Humbug tussle
Strange, stranger, strangest. This nervous, acrobatically absurd play amounts to a sort of demolition derby involving four of the most self-serving, exploitive characters imaginable. Smiling lies, shrewd manipulation and multiple infidelities and betrayals unwind, interspersed with “mad scenes” in which individual members of this nutty quartet go bonkers and sail over the top.
Playwright Harry Kondoleon sets up savagely funny confrontations in which these characters’ overt and hidden agendas collide. And Kondoleon spares no sacred cows. He skewers conventional, straight New York yuppies; gays; mother-daughter tensions; personality changes brought on by pregnancy; actors and their vanity—you name it. He even makes a few well-aimed, witty blasts at newspapers and the media.
But, amid the hostility and craziness, Kondoleon also drops in cool, deadly accurate passages of clarity. There are very effective, lyrical speeches about loneliness, isolation and longing.
The cast has a field day. Peter Mohrmann—coming off a notable appearance as a stiff businessman in the Delta King’s haunting play The Woman in Black—does a completely different kind of character here, and he does it very well.

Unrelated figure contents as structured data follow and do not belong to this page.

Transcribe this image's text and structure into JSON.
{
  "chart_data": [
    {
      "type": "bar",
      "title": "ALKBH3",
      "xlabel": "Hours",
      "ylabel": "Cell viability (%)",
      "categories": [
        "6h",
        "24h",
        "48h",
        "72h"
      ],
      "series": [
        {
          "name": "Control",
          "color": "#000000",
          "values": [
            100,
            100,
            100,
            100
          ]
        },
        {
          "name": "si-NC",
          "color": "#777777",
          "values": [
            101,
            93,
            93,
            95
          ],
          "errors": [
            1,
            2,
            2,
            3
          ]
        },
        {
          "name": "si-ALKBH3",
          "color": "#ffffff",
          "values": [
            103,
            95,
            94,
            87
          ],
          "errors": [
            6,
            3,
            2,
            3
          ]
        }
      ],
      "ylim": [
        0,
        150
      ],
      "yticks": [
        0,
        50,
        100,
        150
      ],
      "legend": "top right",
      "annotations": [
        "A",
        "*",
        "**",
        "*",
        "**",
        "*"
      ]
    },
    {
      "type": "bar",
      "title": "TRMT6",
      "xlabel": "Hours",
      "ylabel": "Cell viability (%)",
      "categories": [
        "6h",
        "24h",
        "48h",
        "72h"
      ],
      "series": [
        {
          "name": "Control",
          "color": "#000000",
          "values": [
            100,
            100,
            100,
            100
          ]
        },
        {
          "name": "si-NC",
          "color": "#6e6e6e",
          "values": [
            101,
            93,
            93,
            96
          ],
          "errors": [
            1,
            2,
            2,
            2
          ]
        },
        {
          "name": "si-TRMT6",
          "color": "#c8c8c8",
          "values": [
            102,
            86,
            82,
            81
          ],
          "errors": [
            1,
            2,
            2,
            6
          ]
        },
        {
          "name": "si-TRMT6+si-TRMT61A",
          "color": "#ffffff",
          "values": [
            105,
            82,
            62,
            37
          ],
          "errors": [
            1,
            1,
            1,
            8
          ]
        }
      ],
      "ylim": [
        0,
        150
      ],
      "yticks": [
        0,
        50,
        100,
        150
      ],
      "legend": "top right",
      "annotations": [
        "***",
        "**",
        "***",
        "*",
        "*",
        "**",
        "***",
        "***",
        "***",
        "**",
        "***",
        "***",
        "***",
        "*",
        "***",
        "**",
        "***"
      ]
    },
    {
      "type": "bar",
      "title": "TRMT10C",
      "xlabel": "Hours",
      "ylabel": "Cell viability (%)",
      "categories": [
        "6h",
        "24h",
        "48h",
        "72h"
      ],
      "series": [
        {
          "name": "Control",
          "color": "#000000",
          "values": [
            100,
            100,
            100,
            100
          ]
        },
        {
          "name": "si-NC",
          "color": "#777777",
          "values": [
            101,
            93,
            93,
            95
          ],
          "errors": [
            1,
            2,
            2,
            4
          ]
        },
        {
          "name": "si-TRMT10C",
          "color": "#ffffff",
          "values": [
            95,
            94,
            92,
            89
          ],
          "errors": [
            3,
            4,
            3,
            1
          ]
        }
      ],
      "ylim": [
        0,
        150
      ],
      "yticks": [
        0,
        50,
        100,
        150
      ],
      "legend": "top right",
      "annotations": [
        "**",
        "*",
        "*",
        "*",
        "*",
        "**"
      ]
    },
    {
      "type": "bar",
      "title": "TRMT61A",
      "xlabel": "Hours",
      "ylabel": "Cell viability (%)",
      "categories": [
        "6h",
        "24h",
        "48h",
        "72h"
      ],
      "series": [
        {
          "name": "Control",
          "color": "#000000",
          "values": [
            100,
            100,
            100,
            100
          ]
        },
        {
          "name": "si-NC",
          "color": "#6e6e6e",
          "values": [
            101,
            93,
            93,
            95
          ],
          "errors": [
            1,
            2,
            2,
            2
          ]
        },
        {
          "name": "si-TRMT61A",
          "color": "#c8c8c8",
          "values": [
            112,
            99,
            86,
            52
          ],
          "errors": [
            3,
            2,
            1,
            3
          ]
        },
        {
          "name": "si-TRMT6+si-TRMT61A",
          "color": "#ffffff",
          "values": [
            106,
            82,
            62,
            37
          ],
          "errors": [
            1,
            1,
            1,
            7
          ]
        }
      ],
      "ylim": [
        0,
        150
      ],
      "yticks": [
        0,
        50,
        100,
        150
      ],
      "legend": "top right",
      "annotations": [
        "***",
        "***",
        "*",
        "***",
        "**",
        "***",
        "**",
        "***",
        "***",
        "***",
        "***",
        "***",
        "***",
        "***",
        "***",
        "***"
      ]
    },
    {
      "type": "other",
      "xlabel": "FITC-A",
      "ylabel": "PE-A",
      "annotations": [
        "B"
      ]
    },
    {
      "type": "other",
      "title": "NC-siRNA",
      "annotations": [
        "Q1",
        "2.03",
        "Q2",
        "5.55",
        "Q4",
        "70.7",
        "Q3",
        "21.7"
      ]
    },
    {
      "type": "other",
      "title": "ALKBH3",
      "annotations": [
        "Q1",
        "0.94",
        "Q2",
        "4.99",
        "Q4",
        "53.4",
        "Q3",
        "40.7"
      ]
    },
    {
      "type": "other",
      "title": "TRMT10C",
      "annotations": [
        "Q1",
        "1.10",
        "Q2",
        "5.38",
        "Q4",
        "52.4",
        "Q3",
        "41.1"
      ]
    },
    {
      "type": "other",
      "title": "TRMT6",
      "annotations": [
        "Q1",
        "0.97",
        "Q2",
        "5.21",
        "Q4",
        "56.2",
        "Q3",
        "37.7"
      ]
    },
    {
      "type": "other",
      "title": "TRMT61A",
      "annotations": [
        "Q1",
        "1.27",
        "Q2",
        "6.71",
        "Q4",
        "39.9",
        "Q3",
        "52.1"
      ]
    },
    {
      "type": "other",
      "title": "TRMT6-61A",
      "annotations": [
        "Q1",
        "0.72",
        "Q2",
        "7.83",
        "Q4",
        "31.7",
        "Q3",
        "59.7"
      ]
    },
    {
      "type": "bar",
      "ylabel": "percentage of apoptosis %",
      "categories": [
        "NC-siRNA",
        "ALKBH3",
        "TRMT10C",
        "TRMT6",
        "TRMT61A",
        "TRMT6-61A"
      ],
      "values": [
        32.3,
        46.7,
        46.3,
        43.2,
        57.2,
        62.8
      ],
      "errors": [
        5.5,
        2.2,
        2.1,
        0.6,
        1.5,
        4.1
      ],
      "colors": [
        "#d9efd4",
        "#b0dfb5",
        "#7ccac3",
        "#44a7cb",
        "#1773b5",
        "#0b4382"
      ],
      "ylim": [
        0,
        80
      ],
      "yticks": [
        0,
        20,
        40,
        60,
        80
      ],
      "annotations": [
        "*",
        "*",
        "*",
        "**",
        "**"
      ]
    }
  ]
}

Mohrmann’s Nissim is a frantic ball of nerves, neuroses and misinformation, but he comes so perilously close to making sense that you can’t help but keep following what he says.
Others in the cast are Christine Nicholson (playing an insecure mother from hell), David Harris (playing a philandering actor) and Katherine Pappa (the actor’s girlfriend, though it would be treacherous to apply the word “love” to their relationship).
Harris shares the directing credit with Jerry Montoya, who directed the luminous coming-of-age fable Off the Map at the B Street earlier this year—a complete contrast to this story.
Playwright Kondoleon was a story, himself. Educated at Yale, he received a slew of fellowships—including one to study Balinese theater—and an Obie as the “most promising playwright” in the early 1980s. He moved through the theatrical world like a comet for a few years, but he died in 1984 at age 39 from AIDS.
Christmas on Mars is the antithesis of every other holiday show in town. This is a low- budget production with a few rough edges, but those bring it to a boil.